Maiworm explains, “AI centralizes knowledge retrieval, enabling employees to find information across systems quickly and intuitively using natural language queries.” He continues, “It improves efficiency, respects access rights, and enhances decision-making by delivering precise, context-aware results.”
As manufacturers continue to digitize, AI-supported search is emerging as a practical solution for enhancing information flow and operational efficiency.
Data Privacy and Security Considerations
While use cases demonstrate real value, there are critical considerations around implementation, especially data privacy, security, and regulatory compliance, that shouldn’t be overlooked. Beyond technical possibilities, it is crucial to address these issues, especially in manufacturing environments that handle sensitive IP and customer data.
For AI projects to succeed, manufacturers need to be clear about:
- Where and how data is stored and processed
- Compliance with local and international regulations (GDPR, EU AI Act, industry standards)
- Ensuring transparency and explainability of AI models
Manufacturers seeking to adopt AI must plan for robust data governance strategies in conjunction with technical implementation.

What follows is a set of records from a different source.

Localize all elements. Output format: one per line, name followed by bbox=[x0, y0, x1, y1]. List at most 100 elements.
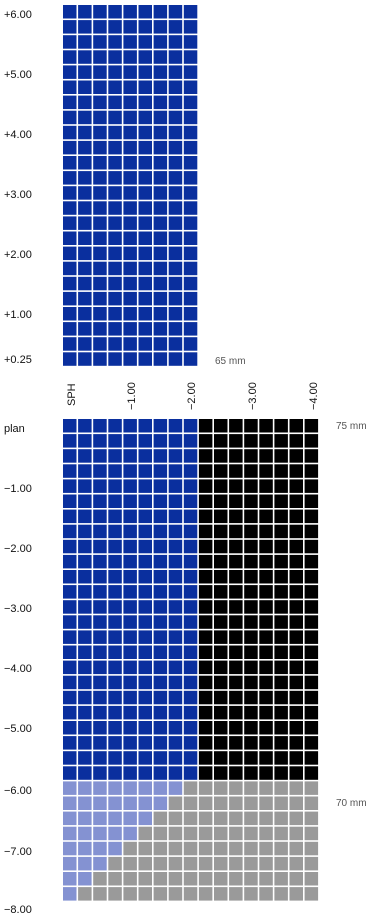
grid-cell-blue bbox=[153, 585, 168, 599]
grid-cell-blue bbox=[153, 615, 168, 629]
grid-cell-blue bbox=[183, 35, 198, 49]
grid-cell-blue bbox=[108, 479, 122, 493]
grid-cell-black bbox=[289, 434, 303, 448]
grid-cell-blue bbox=[63, 660, 77, 675]
grid-cell-blue bbox=[168, 125, 183, 140]
grid-cell-gray bbox=[198, 856, 213, 871]
grid-cell-black bbox=[214, 494, 228, 508]
grid-cell-blue bbox=[78, 479, 92, 493]
grid-cell-blue bbox=[78, 65, 92, 79]
grid-cell-lightblue bbox=[108, 796, 122, 810]
grid-cell-blue bbox=[93, 291, 107, 306]
grid-cell-blue bbox=[138, 50, 152, 64]
grid-cell-blue bbox=[183, 50, 198, 64]
grid-cell-blue bbox=[168, 464, 183, 478]
grid-cell-black bbox=[259, 585, 273, 599]
grid-cell-gray bbox=[304, 872, 319, 886]
grid-cell-blue bbox=[78, 125, 92, 140]
grid-cell-black bbox=[259, 660, 273, 675]
grid-cell-blue bbox=[78, 615, 92, 629]
grid-cell-blue bbox=[108, 261, 122, 276]
grid-cell-black bbox=[259, 766, 273, 780]
grid-cell-gray bbox=[229, 781, 243, 795]
grid-cell-black bbox=[244, 539, 258, 554]
grid-cell-gray bbox=[183, 872, 198, 886]
grid-cell-blue bbox=[123, 509, 137, 524]
grid-cell-blue bbox=[63, 419, 77, 433]
grid-cell-blue bbox=[168, 95, 183, 110]
grid-cell-blue bbox=[138, 630, 152, 644]
grid-cell-black bbox=[289, 736, 303, 750]
grid-cell-blue bbox=[168, 291, 183, 306]
grid-cell-blue bbox=[93, 479, 107, 493]
grid-cell-blue bbox=[183, 156, 198, 170]
grid-cell-lightblue bbox=[78, 841, 92, 856]
grid-cell-blue bbox=[153, 35, 168, 49]
grid-cell-blue bbox=[123, 337, 137, 351]
grid-cell-blue bbox=[108, 216, 122, 230]
grid-cell-blue bbox=[78, 5, 92, 19]
grid-cell-lightblue bbox=[78, 781, 92, 795]
grid-cell-blue bbox=[63, 156, 77, 170]
grid-cell-gray bbox=[289, 887, 303, 901]
top-y-tick: +4.00 bbox=[4, 129, 32, 141]
grid-cell-gray bbox=[289, 826, 303, 841]
grid-cell-gray bbox=[168, 796, 183, 810]
grid-cell-blue bbox=[93, 751, 107, 765]
grid-cell-black bbox=[198, 615, 213, 629]
grid-cell-black bbox=[289, 675, 303, 690]
grid-cell-blue bbox=[168, 65, 183, 79]
grid-cell-black bbox=[289, 690, 303, 705]
grid-cell-blue bbox=[63, 509, 77, 524]
grid-cell-blue bbox=[183, 736, 198, 750]
diameter-label-75mm: 75 mm bbox=[336, 421, 367, 432]
grid-cell-blue bbox=[78, 171, 92, 185]
grid-cell-black bbox=[244, 479, 258, 493]
grid-cell-black bbox=[259, 570, 273, 584]
grid-cell-blue bbox=[93, 464, 107, 478]
grid-cell-blue bbox=[168, 615, 183, 629]
grid-cell-black bbox=[198, 554, 213, 569]
grid-cell-blue bbox=[138, 156, 152, 170]
grid-cell-black bbox=[198, 751, 213, 765]
grid-cell-blue bbox=[123, 186, 137, 200]
grid-cell-blue bbox=[153, 539, 168, 554]
grid-cell-black bbox=[244, 509, 258, 524]
grid-cell-blue bbox=[63, 352, 77, 366]
grid-cell-lightblue bbox=[63, 826, 77, 841]
grid-cell-black bbox=[244, 494, 258, 508]
grid-cell-blue bbox=[108, 50, 122, 64]
grid-cell-blue bbox=[153, 766, 168, 780]
grid-cell-blue bbox=[78, 352, 92, 366]
grid-cell-blue bbox=[78, 419, 92, 433]
grid-cell-blue bbox=[168, 675, 183, 690]
grid-cell-lightblue bbox=[108, 826, 122, 841]
grid-cell-blue bbox=[93, 585, 107, 599]
grid-cell-black bbox=[259, 539, 273, 554]
grid-cell-blue bbox=[63, 20, 77, 34]
grid-cell-black bbox=[289, 615, 303, 629]
grid-cell-black bbox=[198, 690, 213, 705]
grid-cell-blue bbox=[168, 645, 183, 659]
grid-cell-gray bbox=[289, 872, 303, 886]
grid-cell-blue bbox=[93, 80, 107, 94]
grid-cell-black bbox=[274, 705, 288, 720]
grid-cell-lightblue bbox=[78, 856, 92, 871]
grid-cell-blue bbox=[63, 721, 77, 735]
grid-cell-black bbox=[304, 464, 319, 478]
grid-cell-blue bbox=[93, 171, 107, 185]
grid-cell-blue bbox=[108, 5, 122, 19]
grid-cell-gray bbox=[214, 811, 228, 826]
grid-cell-black bbox=[289, 449, 303, 463]
grid-cell-black bbox=[244, 434, 258, 448]
grid-cell-black bbox=[214, 524, 228, 539]
grid-cell-blue bbox=[168, 690, 183, 705]
grid-cell-blue bbox=[63, 65, 77, 79]
grid-cell-black bbox=[214, 615, 228, 629]
grid-cell-black bbox=[198, 645, 213, 659]
grid-cell-blue bbox=[63, 690, 77, 705]
grid-cell-blue bbox=[93, 660, 107, 675]
grid-cell-blue bbox=[108, 322, 122, 336]
grid-cell-blue bbox=[108, 675, 122, 690]
grid-cell-gray bbox=[244, 872, 258, 886]
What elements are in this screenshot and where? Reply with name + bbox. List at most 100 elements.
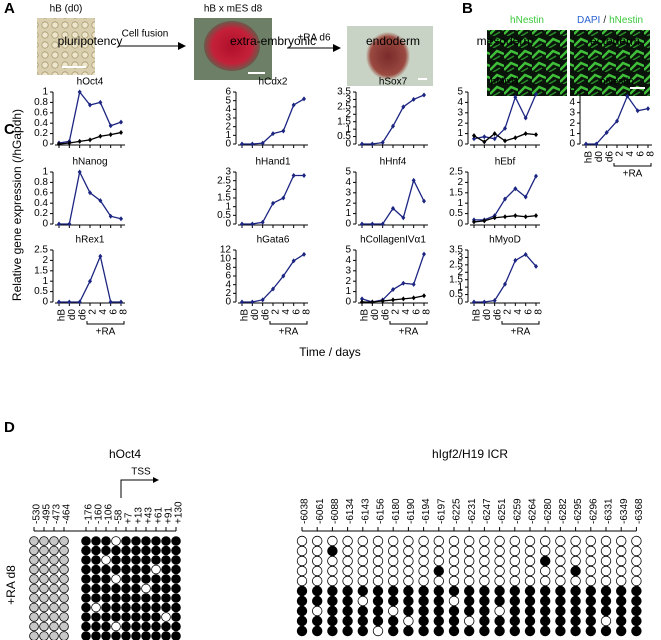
y-tick-label: 0 [225, 139, 231, 150]
y-tick-label: 2 [345, 198, 351, 209]
cpg-site [49, 583, 59, 594]
cpg-site [555, 625, 566, 637]
y-tick-label: 2 [225, 121, 231, 132]
cpg-site [59, 574, 69, 584]
point [523, 194, 528, 200]
cpg-site [296, 575, 308, 587]
y-tick-label: 3 [457, 252, 463, 263]
y-tick-label: 5 [457, 87, 463, 98]
point [584, 141, 588, 147]
cpg-site [29, 536, 39, 546]
y-tick-label: 2 [457, 118, 463, 129]
chart-title: hHand1 [255, 157, 290, 168]
point [380, 221, 385, 227]
cpg-site [161, 593, 171, 603]
cpg-site [342, 555, 353, 567]
cpg-site [372, 565, 384, 577]
point [119, 119, 123, 125]
cpg-site [540, 575, 551, 587]
cpg-site [555, 615, 566, 627]
group-header: mesoderm [477, 34, 534, 48]
cpg-site [418, 555, 429, 567]
cpg-site [388, 625, 399, 637]
y-tick-label: 4 [457, 97, 463, 108]
cpg-site [161, 602, 171, 613]
y-tick-label: 1 [345, 286, 351, 297]
cpg-site [570, 545, 581, 557]
caption-part: hNestin [510, 15, 544, 26]
y-tick-label: 0.8 [34, 97, 48, 108]
cpg-site [509, 555, 521, 567]
cpg-site [151, 583, 161, 594]
x-tick-label: 4 [98, 309, 109, 315]
photo-caption: hB x mES d8 [204, 4, 263, 15]
cpg-site [479, 605, 490, 617]
cpg-site [312, 555, 323, 567]
cpg-site [342, 595, 353, 607]
point [635, 108, 640, 114]
chart-title: hCdx2 [259, 77, 288, 88]
y-tick-label: 3.5 [449, 245, 463, 256]
cpg-site [372, 595, 384, 607]
cpg-site [631, 625, 642, 637]
cpg-site [121, 536, 131, 546]
position-label: +61 [154, 507, 165, 524]
charts: pluripotency extra-embryonic endoderm mesod… [10, 34, 656, 359]
y-tick-label: 6 [225, 271, 231, 282]
photo-caption: hNestin [510, 15, 544, 26]
y-tick-label: 0.5 [337, 131, 351, 142]
cpg-site [59, 602, 69, 613]
cpg-site [101, 621, 111, 632]
point [646, 106, 650, 112]
cpg-site [524, 595, 536, 607]
cpg-site [524, 545, 536, 557]
group-bracket [501, 321, 540, 325]
chart-title: hRex1 [76, 235, 105, 246]
cpg-site [342, 605, 353, 617]
point [503, 281, 507, 287]
position-label: -6225 [452, 498, 463, 524]
cpg-site [600, 625, 612, 637]
cpg-site [81, 583, 91, 594]
point [422, 293, 426, 299]
x-tick-label: d6 [604, 151, 615, 163]
position-label: -6134 [345, 498, 356, 524]
cpg-site [479, 615, 490, 627]
cpg-site [433, 545, 445, 557]
chart-title: hMixl1 [491, 77, 520, 88]
x-tick-label: 6 [411, 309, 422, 315]
cpg-site [39, 564, 49, 575]
cpg-site [327, 555, 338, 567]
cpg-site [312, 535, 323, 547]
point [77, 89, 82, 95]
cpg-site [81, 621, 91, 632]
cpg-site [631, 575, 642, 587]
x-tick-label: d0 [250, 309, 261, 321]
cpg-site [600, 605, 612, 617]
cpg-site [91, 593, 101, 603]
cpg-site [101, 612, 111, 622]
cpg-site [29, 593, 39, 603]
cpg-site [29, 545, 39, 556]
cpg-site [171, 545, 181, 556]
cpg-site [403, 595, 414, 607]
cpg-site [600, 545, 612, 557]
cpg-site [161, 545, 171, 556]
position-label: -6194 [421, 498, 432, 524]
y-tick-label: 3 [345, 265, 351, 276]
cpg-site [448, 605, 460, 617]
point [57, 141, 61, 147]
cpg-site [342, 535, 353, 547]
cpg-site [141, 621, 151, 632]
cpg-site [433, 565, 445, 577]
cpg-site [372, 545, 384, 557]
group-header: pluripotency [58, 34, 123, 48]
cpg-site [616, 535, 627, 547]
colony [204, 21, 260, 71]
cpg-site [570, 565, 581, 577]
y-tick-label: 2.5 [449, 167, 463, 178]
cpg-site [296, 595, 308, 607]
y-tick-label: 12 [220, 245, 232, 256]
point [472, 133, 476, 139]
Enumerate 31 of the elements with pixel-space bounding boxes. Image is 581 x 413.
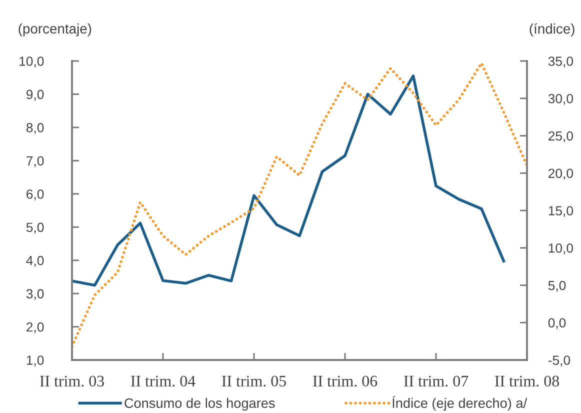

Change Management and Skills
Just as important to bear in mind is that AI adoption isn’t only a technology project but also a people project.
Successful adoption depends on equipping employees with the skills to use AI tools confidently, ensuring that data and information flow across departments, and managing cultural change while building trust in AI outputs.
Manufacturers considering AI should also plan carefully not just for the technical implementation, but for the human factors as well In a recent report by BCG, they identified that those leading in AI adoption have adopted a 70-20-10 rule: this means that they have actually allocated more of their effort on people and processes (70%) than technology (20%) and algorithm (10%).
Generating Real-Life AI Value
Across all these examples, one pattern stands out: AI delivers value when it solves real business problems.
Whether it’s providing sales teams with better access to data, predicting maintenance needs with precision, streamlining inventory visibility, or automating customer service, successful AI projects begin with a clear goal and end-user in mind.
For manufacturing leaders exploring AI, the message is simple: solve actual problems that remove friction from everyday work, instead of chasing hype. Focus on practical, high-impact use cases that address genuine operational challenges and deliver measurable results.